The Tapestry

Tapestries, I’ve been thinking, can point us to some significant aspects about setting vision for a church. Perhaps we need to ensure that in every visioning process within a congregation, we have a weaver working alongside us creating a tapestry on a loom as we try to articulate a vision on paper.

First, a tapestry is made up of hundreds and sometimes thousands of threads going back and forth as the warp and woof. For instance, in the side picture of a loom, basic vertical threads, called either the weft or woof, provide a framework whereupon the other threads, which are called the warp, are woven to create pattern and form. The warp threads carry the colour and form the picture or pattern. The warp threads may vary in type and thickness, content and style. Some may be fine and small; others broad, coarse or knotty. Occasionally, a weaver will include other elements in the tapestry, from pieces of cloth or metal to branches, feathers or all manners of unexpected materials.

A single thread a tapestry does not make, and neither does a single sentence or catchphrase ever serve adequately to convey all the rich variety and life of a congregation. People sometimes are prone to ask, “what’s the vision for the congregation?” when more appropriately we should ask, “what are the visions God is giving this people?” In the book of Joel, echoed on the day of Pentecost recorded in Acts 2, the promise of the outpoured Holy Spirit of God was that many dreams would be dreamt and countless visions would be grasped.

When I think of God’s calling upon a congregation, it is never a single-note calling. In truth, there are many common key threads foundational to the calling, not just of St. Andrew’s, but of every church. Scripture sounds out the most essential of them. We are called to praise the Lord. We are called to love the Lord with all our heart, mind, soul and strength, and to love others as ourselves. We are called to work out our salvation in fear and trembling, and to be a people constantly drawing our strength and vibrancy from Christ, the Vine, into whom we are grafted, and by whose power and grace, we then bear fruit for the Kingdom. We are called to trust in his Word and rely on his Spirit. We are called to announce, proclaim, celebrate and invite all into the Kingdom life found in Jesus. We are called to live out within our fellowship all of the “one another” commands found in the New Testament (e.g., encourage, pray for, counsel, guide, strengthen, comfort, forgive, rebuke, teach, bear burdens and love). We are called to do justice, love mercy and walk humbly with our God. We are called to pray without ceasing. We are called to be a people of Good News, a people of grace, and a people of blessing. Many more affirmations of scripture could be added as the foundation threads of the tapestry essential for the identity and witness of every fellowship that seeks to honor and glorify Jesus Christ.
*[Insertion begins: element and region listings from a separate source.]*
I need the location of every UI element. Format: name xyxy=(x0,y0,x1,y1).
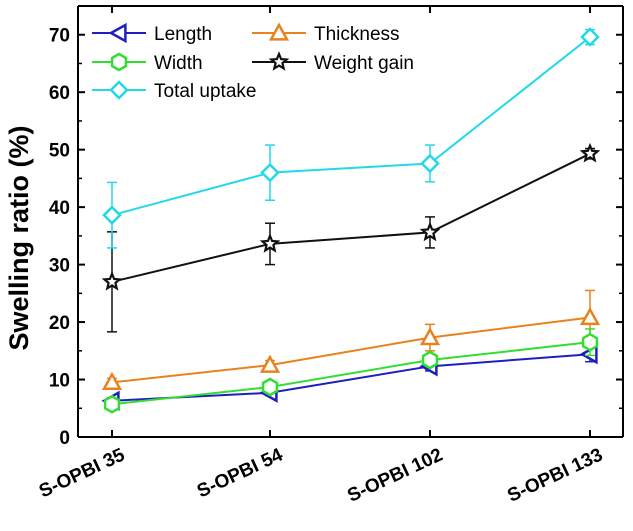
legend-item-length: Length xyxy=(92,22,212,45)
total-uptake-point xyxy=(420,153,440,174)
thickness-point xyxy=(101,371,123,391)
y-tick-label: 20 xyxy=(49,313,70,334)
legend-marker-total-uptake xyxy=(109,80,129,100)
legend-marker-thickness xyxy=(268,22,290,41)
legend: Length Thickness Width Weight gain Total upt… xyxy=(92,22,414,102)
legend-item-total-uptake: Total uptake xyxy=(92,80,256,102)
series-width xyxy=(103,328,599,414)
x-category-label: S-OPBI 54 xyxy=(194,444,287,502)
x-category-label: S-OPBI 35 xyxy=(36,444,129,502)
y-tick-label: 40 xyxy=(49,198,70,219)
total-uptake-point xyxy=(260,162,280,183)
weight-gain-point xyxy=(419,221,441,242)
series-length xyxy=(101,344,598,411)
series-weight-gain xyxy=(101,142,601,333)
x-category-label: S-OPBI 102 xyxy=(344,444,446,506)
legend-item-thickness: Thickness xyxy=(252,22,400,45)
width-point xyxy=(261,377,279,397)
legend-marker-length xyxy=(108,22,127,44)
width-point xyxy=(421,350,439,370)
thickness-point xyxy=(419,327,441,346)
y-tick-label: 10 xyxy=(49,371,70,392)
width-point xyxy=(581,332,599,352)
y-tick-label: 0 xyxy=(59,428,70,449)
series-layer xyxy=(101,27,601,414)
legend-item-weight-gain: Weight gain xyxy=(252,51,414,74)
series-total-uptake xyxy=(102,27,600,249)
width-point xyxy=(103,394,121,414)
legend-item-width: Width xyxy=(92,52,203,74)
length-line xyxy=(111,353,591,402)
legend-label-total-uptake: Total uptake xyxy=(154,81,256,102)
total-uptake-point xyxy=(580,27,600,47)
legend-marker-weight-gain xyxy=(268,51,290,71)
weight-gain-point xyxy=(101,270,123,291)
legend-label-width: Width xyxy=(154,53,203,74)
legend-label-weight-gain: Weight gain xyxy=(314,53,414,74)
weight-gain-point xyxy=(579,142,601,163)
legend-label-length: Length xyxy=(154,24,212,45)
y-tick-label: 50 xyxy=(49,141,70,162)
legend-marker-width xyxy=(110,52,128,72)
y-tick-label: 30 xyxy=(49,256,70,277)
weight-gain-point xyxy=(259,233,281,253)
y-axis-title: Swelling ratio (%) xyxy=(4,125,34,350)
y-tick-label: 70 xyxy=(49,26,70,47)
thickness-line xyxy=(111,316,591,384)
axes xyxy=(77,5,624,438)
y-axis-ticks: 0 10 20 30 40 50 60 70 xyxy=(49,26,623,449)
thickness-point xyxy=(259,354,281,373)
legend-label-thickness: Thickness xyxy=(314,24,400,45)
thickness-point xyxy=(579,306,601,326)
total-uptake-line xyxy=(111,36,591,217)
x-category-label: S-OPBI 133 xyxy=(504,444,606,506)
x-axis-ticks: S-OPBI 35 S-OPBI 54 S-OPBI 102 S-OPBI 133 xyxy=(36,6,606,507)
weight-gain-line xyxy=(111,152,591,283)
y-tick-label: 60 xyxy=(49,83,70,104)
total-uptake-point xyxy=(102,205,122,225)
width-line xyxy=(111,341,591,406)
When we look at the call and character of a congregation, though, and as important as those foundation threads—the woof—are, what makes each body of faith so remarkable and holy, is multi-faceted, unique colourings, hues and textures that the Spirit weaves as the warp of our story and life together as the people of God.

I invite you to ponder the amazing, beautiful, eccentric, holy tapestry God is weaving, a living tapestry called St. Andrew’s. God takes all the experiences of our past and all our dreams for the future; all of the personalities of the people who have been part of St. Andrew’s together with the extraordinary corporate character and story of this fellowship as a whole; all our Spirit-given giftings and all our human quirkiness; all our special strengths, passions and blessings we have from our heritage of faith and unique placement within this community together with all the Spirit-whispered summons to behold around us the fields white for harvest and souls longing for hope and grace. God takes all of these elements and more, and is lovingly weaving them together upon the universal command to his people to fashion St. Andrew’s as an absolutely precious, matchless masterpiece. What do you perceive as the picture being revealed in us?

Please note my phrasing. It is present tense. Our tapestry is not complete; rather God is still at work weaving his purpose and call in the midst of this present time. As we seek to discern vision (a multi-faceted vision!), we ought to remember that God hasn’t finished with us yet. Hallelujah! The Lord has great things he wants to do for us and through us, and our task is to humbly, expectantly and prayerfully invite God to have his way with us. Come, Holy Spirit, and weave your story and your glory in us! Come, Holy Spirit, and weave us into your glory and the story of your grace! Amen.